Tanto Brasil quanto Portugal reconhecem, em linhas gerais, nas respectivas Constituições, a necessidade de tratamento diferenciado para as PMES. Por essa razão, a Constituição da República Federativa do Brasil (CRFB) prevê, no art. 170, IX, e no art. 179, a necessidade de se dar tratamento favorecido às microempresas e às empresas de pequeno porte, visando à “incentivá-las pela simplificação de suas obrigações administrativas, tributárias, previdenciárias e creditícias, ou pela eliminação ou redução destas por meio de lei”.


Algo análogo, no que toca à isonomia aplicável às MPES, ocorre também em relação à Constituição Portuguesa, conforme consta no número 1, em seu artigo 86.º, que é dever do Estado em incentivar a atividade empresarial, “em particular das pequenas e médias empresas e fiscalizar o cumprimento das respectivas obrigações legais, em especial por parte das empresas que prossigam atividades de interesse económico geral”.


Nos termos do aludido artigo, é estabelecido como princípio fundamental a obrigação do Estado em incentivar e estimular em particular as pequenas e médias empresas, como forma de promoção ao investimento produtivo (NABAIS, 2017), tendo em conta não apenas as manifestações da capacidade contributiva dessas empresas, mas também em relação às suas contribuições que prestam, principalmente, a nível nacional e para aquelas que operam no quadro transfronteiriço da União Europeia.


Analogamente, acontece com o Direito da União Europeia que parte da ideia de que as atividades desenvolvidas pela micro, pequenas e médias empresas são fundamentais para o crescimento econômico europeu, conforme consta na Recomendação n.o2003/361/CE (NABAIS,  2017, p. 290).

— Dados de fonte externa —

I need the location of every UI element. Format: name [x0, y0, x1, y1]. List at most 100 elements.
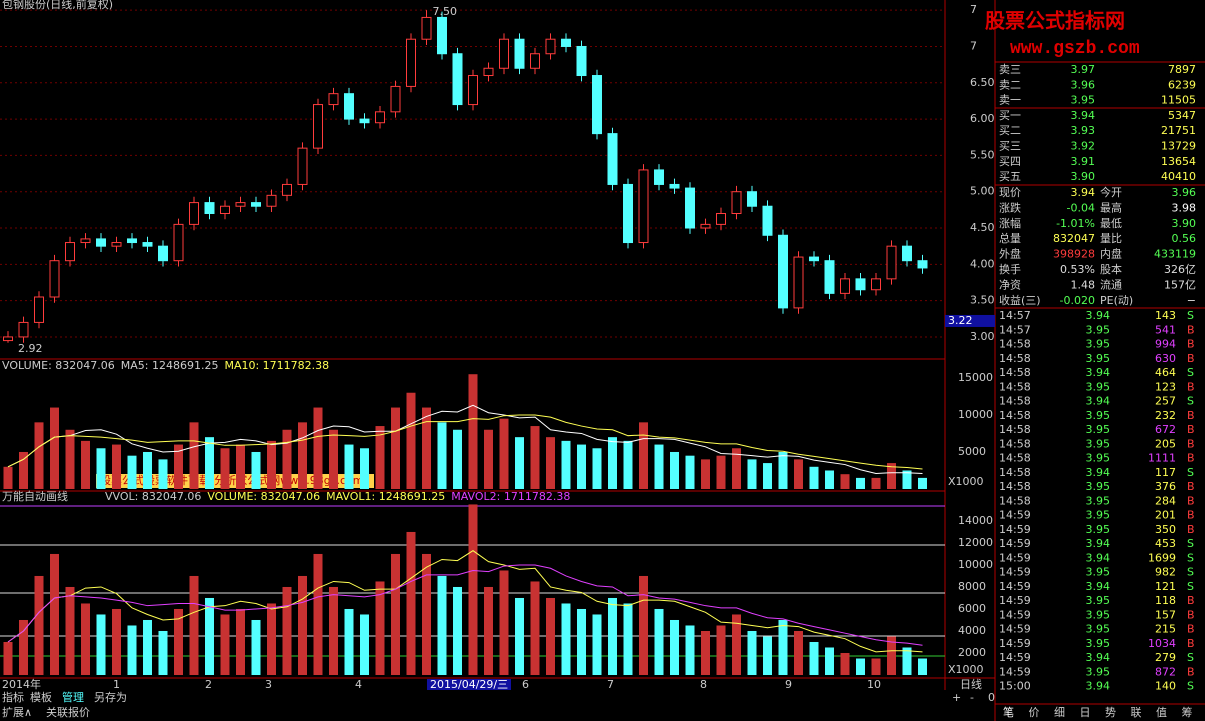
candle-body: [328, 93, 339, 106]
volume-bar: [298, 422, 307, 489]
candle-body: [731, 191, 742, 214]
candle-body: [375, 111, 385, 124]
toolbar-button[interactable]: 扩展∧: [2, 705, 32, 719]
volume-bar: [887, 636, 896, 675]
tick-time: 14:58: [999, 352, 1031, 365]
tick-side: B: [1187, 323, 1195, 336]
volume-bar: [856, 658, 865, 675]
candle-body: [313, 104, 323, 149]
volume-bar: [809, 641, 819, 675]
candle-body: [127, 238, 137, 244]
volume-bar: [670, 451, 679, 489]
axis-button[interactable]: +: [952, 691, 961, 704]
x-tick-label: 4: [355, 678, 362, 691]
chart-title: 包钢股份(日线,前复权): [2, 0, 113, 11]
candle-body: [390, 85, 401, 113]
tick-side: B: [1187, 494, 1195, 507]
tab[interactable]: 筹: [1182, 705, 1193, 719]
volume-bar: [561, 603, 571, 675]
y-tick-label: 5.00: [970, 185, 995, 198]
unit: X1000: [948, 475, 984, 488]
y-tick-label: 4.00: [970, 257, 995, 270]
tab[interactable]: 价: [1029, 706, 1040, 719]
tab[interactable]: 联: [1131, 706, 1142, 719]
stat-label: 现价: [999, 186, 1021, 199]
volume-bar: [918, 658, 927, 675]
axis-button[interactable]: -: [970, 691, 974, 704]
tick-price: 3.95: [1086, 409, 1111, 422]
toolbar-button[interactable]: 关联报价: [46, 705, 90, 719]
candle-body: [778, 234, 788, 309]
stat-label: 换手: [999, 262, 1021, 276]
y-tick-label: 6000: [958, 602, 986, 615]
candle-body: [669, 183, 680, 189]
tick-volume: 630: [1155, 352, 1176, 365]
tick-volume: 284: [1155, 494, 1176, 507]
y-tick-label: 4000: [958, 624, 986, 637]
ob-volume: 11505: [1161, 94, 1196, 107]
tick-price: 3.95: [1086, 323, 1111, 336]
candle-body: [747, 191, 757, 207]
volume-bar: [34, 575, 44, 675]
stat-label: 净资: [999, 277, 1021, 291]
candle-body: [421, 16, 432, 40]
tick-price: 3.94: [1086, 537, 1111, 550]
tab[interactable]: 细: [1054, 706, 1065, 719]
candle-body: [840, 278, 850, 294]
volume-bar: [406, 531, 416, 675]
candle-body: [34, 296, 44, 323]
tick-volume: 140: [1155, 680, 1176, 693]
tab[interactable]: 势: [1105, 706, 1116, 719]
toolbar-button[interactable]: 指标: [2, 690, 24, 704]
legend: MAVOL1: 1248691.25: [326, 490, 445, 503]
volume-bar: [747, 630, 757, 675]
tick-side: S: [1187, 537, 1194, 550]
volume-bar: [360, 614, 369, 675]
tick-time: 14:59: [999, 623, 1031, 636]
x-tick-label: 2014年: [2, 677, 41, 691]
candle-body: [266, 194, 277, 207]
tick-time: 14:59: [999, 551, 1031, 564]
tick-volume: 215: [1155, 623, 1176, 636]
volume-bar: [484, 429, 493, 489]
volume-bar: [158, 459, 168, 489]
max-label: 7.50: [433, 5, 458, 18]
stat-label: PE(动): [1100, 294, 1133, 307]
candle-body: [111, 242, 122, 247]
volume-bar: [484, 586, 493, 675]
volume-bar: [282, 429, 292, 489]
volume-bar: [158, 630, 168, 675]
toolbar-button[interactable]: 管理: [62, 690, 84, 704]
tab[interactable]: 值: [1156, 706, 1167, 719]
ob-price: 3.95: [1071, 94, 1096, 107]
volume-bar: [453, 586, 462, 675]
axis-button[interactable]: 0: [988, 691, 995, 704]
period: 日线: [960, 677, 982, 691]
volume-bar: [50, 407, 59, 489]
y-tick-label: 4.50: [970, 221, 995, 234]
tick-volume: 143: [1155, 309, 1176, 322]
volume-bar: [406, 392, 416, 489]
tab[interactable]: 日: [1080, 706, 1091, 719]
y-tick-label: 6.50: [970, 76, 995, 89]
y-tick-label: 3.00: [970, 330, 995, 343]
tick-volume: 279: [1155, 651, 1176, 664]
toolbar-button[interactable]: 模板: [30, 690, 52, 704]
y-tick-label: 3.50: [970, 294, 995, 307]
volume-bar: [391, 407, 400, 489]
volume-bar: [96, 614, 106, 675]
x-tick-label: 8: [700, 678, 707, 691]
tick-side: B: [1187, 380, 1195, 393]
volume-bar: [701, 630, 710, 675]
min-label: 2.92: [18, 342, 43, 355]
ob-price: 3.96: [1071, 78, 1096, 91]
ob-volume: 40410: [1161, 170, 1196, 183]
toolbar-button[interactable]: 另存为: [94, 690, 127, 704]
tab[interactable]: 笔: [1003, 705, 1014, 719]
tick-volume: 464: [1155, 366, 1176, 379]
volume-bar: [313, 553, 323, 675]
stat-value: 433119: [1154, 248, 1196, 261]
volume-bar: [220, 448, 230, 489]
tick-time: 14:59: [999, 637, 1031, 650]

Todavia, nem mesmo o conceito do que é uma PMES é unívoco, adotando países distintos critérios diferentes, como a receita, o número de empregados, a vedação da existência de subsidiárias, etc. As recomendações OCDE adotam os seguintes critérios: o número de empregos,  faixa de faturamento e o balanço patrimonial, seguindo a perspectiva europeia (OECD, 2009, 2015). 


Já para o Banco Interamericano de Desenvolvimento - BID só deveriam ser reconhecidas como PMES os “empreendedores individuais, com modesto volume de faturamento e de empregados, embora em alguns casos possa incluir algumas pessoas jurídicas” (IBD, 2005, p. 9), a considerar setores da economia que tenderiam à informalidade como supra descrito.

A entidade é enfática ao indicar que esses regimes devem ser indicados apenas para formas menos complexas de negócios, não sujeitas às leis comerciais, embora reconheça que tal opção de características de cada país (IBD, 2005, p.24)


Diversamente do que se deu em outros países, no Brasil, o critério adotado para definir uma empresa como microempresa ou empresa de pequeno porte não é a quantidade de empregados, e sim a receita bruta. Há também  restrições adicionais, ligadas à atividade, ao domicílio dos sócios, à forma societária, dentre outras que complementam o quadro delimitador do que se pode compreender como MPE, nos termos do art. 3º, § 4º, da LC 123/2006.